The second critical turning point for young women is when they complete high school. In sub-Saharan Africa, only 8% are enrolled in higher/tertiary education, according to 2021 World Bank data. In North Africa, the figure is much higher, with Our World in Data recording 2025 female tertiary enrolment in Morocco at 47.5%, 39% in Egypt, 38% in Tunisia and 55.5% in Algeria.
World Bank evidence finds that women’s returns (“returns” are the benefits a person, or society, gets from tertiary education relative to not having it) per year of higher education are consistently higher than men’s and returns are especially high in low-income settings, raising women’s earnings by up to 13%.
Still, the imperative to increase the number of women in tertiary education is not only about their own and their children’s empowerment.
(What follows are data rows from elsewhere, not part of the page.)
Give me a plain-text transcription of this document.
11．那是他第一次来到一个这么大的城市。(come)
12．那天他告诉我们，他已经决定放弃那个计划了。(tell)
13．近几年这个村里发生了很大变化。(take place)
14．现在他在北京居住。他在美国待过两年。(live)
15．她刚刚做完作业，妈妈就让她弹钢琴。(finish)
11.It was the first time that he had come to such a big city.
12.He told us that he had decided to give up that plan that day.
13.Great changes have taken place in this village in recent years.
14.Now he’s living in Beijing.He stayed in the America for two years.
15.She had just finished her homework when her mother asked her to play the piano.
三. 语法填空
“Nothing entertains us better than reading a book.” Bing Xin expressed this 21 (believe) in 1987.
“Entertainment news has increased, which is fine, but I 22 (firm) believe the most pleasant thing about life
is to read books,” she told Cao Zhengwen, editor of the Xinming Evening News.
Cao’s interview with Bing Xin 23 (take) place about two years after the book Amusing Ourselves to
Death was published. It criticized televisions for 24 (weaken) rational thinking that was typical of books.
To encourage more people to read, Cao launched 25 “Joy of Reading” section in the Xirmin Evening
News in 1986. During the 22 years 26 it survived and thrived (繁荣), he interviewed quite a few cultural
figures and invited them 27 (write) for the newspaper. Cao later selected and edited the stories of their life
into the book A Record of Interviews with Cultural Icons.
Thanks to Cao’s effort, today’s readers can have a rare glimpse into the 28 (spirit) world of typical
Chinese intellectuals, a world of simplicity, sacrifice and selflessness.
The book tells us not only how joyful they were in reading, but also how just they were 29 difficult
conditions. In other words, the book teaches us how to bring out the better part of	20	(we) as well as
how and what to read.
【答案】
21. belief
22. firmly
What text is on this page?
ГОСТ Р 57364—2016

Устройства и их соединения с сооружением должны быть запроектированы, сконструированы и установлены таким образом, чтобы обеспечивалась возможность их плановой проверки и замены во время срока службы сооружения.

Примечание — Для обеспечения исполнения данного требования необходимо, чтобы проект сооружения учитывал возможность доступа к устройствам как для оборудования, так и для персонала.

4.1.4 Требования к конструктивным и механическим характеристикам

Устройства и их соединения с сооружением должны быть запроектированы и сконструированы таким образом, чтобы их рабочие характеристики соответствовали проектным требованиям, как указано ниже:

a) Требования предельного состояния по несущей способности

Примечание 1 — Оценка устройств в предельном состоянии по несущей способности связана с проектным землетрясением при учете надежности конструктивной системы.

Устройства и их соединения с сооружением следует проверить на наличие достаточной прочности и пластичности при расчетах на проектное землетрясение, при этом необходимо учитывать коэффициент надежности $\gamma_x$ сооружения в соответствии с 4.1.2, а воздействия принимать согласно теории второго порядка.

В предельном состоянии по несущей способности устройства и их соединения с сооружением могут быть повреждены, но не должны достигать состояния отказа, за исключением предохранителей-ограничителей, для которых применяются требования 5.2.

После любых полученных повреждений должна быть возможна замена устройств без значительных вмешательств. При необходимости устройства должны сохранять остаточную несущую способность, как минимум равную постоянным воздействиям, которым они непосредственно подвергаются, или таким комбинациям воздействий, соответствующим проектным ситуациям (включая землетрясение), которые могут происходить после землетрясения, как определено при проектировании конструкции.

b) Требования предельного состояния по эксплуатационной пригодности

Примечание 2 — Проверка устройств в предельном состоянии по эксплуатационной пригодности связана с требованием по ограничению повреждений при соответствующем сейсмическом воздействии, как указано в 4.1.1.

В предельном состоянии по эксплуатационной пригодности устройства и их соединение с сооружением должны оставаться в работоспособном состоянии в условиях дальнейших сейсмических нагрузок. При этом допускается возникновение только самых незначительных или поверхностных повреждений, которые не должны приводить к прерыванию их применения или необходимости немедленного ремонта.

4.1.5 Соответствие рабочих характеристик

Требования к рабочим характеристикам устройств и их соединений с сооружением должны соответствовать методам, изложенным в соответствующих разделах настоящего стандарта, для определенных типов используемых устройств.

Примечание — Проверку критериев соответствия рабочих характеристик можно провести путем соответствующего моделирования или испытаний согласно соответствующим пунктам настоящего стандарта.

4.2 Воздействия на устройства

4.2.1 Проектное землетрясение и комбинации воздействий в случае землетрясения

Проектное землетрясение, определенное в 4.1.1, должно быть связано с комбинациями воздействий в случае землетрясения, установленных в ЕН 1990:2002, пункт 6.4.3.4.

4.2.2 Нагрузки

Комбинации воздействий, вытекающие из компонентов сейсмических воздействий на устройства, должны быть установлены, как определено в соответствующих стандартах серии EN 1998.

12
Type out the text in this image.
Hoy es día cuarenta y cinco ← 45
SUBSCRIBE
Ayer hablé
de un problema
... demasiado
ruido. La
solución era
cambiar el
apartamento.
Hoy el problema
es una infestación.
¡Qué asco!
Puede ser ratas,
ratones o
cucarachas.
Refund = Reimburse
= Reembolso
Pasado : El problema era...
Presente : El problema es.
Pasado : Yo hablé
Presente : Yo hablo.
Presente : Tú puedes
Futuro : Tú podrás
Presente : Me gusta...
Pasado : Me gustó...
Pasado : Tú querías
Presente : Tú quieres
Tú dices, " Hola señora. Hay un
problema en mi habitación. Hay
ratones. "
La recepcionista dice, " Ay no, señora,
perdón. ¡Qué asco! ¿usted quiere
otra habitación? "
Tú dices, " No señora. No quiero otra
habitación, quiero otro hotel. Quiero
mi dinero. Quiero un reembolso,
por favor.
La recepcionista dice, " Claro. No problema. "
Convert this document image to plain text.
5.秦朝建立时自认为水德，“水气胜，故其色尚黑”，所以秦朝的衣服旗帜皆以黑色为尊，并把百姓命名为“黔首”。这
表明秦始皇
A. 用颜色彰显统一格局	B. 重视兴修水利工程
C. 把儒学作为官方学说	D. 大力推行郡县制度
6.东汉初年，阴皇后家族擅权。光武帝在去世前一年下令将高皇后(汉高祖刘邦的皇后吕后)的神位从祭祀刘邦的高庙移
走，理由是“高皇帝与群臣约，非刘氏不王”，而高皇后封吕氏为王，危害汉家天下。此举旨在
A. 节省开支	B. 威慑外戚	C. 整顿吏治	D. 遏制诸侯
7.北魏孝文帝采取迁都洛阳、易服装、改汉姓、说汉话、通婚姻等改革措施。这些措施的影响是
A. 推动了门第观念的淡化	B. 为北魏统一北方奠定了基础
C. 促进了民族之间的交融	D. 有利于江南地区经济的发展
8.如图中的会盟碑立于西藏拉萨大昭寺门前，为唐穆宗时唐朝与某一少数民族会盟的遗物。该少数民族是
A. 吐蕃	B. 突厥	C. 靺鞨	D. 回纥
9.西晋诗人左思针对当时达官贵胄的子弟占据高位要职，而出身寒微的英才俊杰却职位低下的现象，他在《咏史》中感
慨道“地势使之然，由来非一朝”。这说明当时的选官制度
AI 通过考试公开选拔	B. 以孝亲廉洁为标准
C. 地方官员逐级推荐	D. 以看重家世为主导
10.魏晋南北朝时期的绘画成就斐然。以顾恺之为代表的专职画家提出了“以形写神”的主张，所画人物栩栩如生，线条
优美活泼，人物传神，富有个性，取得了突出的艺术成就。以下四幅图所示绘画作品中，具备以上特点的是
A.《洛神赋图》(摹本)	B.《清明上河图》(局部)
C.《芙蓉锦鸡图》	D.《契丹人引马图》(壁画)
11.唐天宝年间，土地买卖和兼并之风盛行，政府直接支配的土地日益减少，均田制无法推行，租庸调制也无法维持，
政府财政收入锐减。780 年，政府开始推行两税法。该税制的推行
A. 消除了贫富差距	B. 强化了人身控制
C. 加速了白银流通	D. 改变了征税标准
Africa’s economies need more tertiary-educated workers to raise productivity, innovate and sustain growth. Expanding higher education is a core lever in this objective.
“Empowering the girl child is not only an imperative of social justice, but also a strategic imperative for driving sustainable development across Africa,” says Dr Mmabatho Mongae, acting head of the Governance Insights and Analytics Programme at Good Governance Africa (GGA), which is hosting its fourth iteration of its Girl Child Dialogues on Friday 10 October, which this year concentrates on opportunities in the hospitality, events and tourism sectors.
Most of the girls attending will be completing high school this year, a window of time in which, depending on the opportunities that arise and the choices made, their lives could radically improve over the long run.
When students see tangible examples, through internships, career fairs and mentorship programmes, such as that of GGA’s Girl Child Dialogues, they are more likely to aspire to careers that fit their potential rather than defaulting to familiar but limited gender roles.
Career path exposure also improves decision-making, aligns education with market realities and enables girls to make significant contributions to society. Suffice to say, a huge part of Africa’s G20 agenda to advance the continent hangs on empowering girls and young women.
Helen Grange is a writer and sub-editor at Good Governance Africa.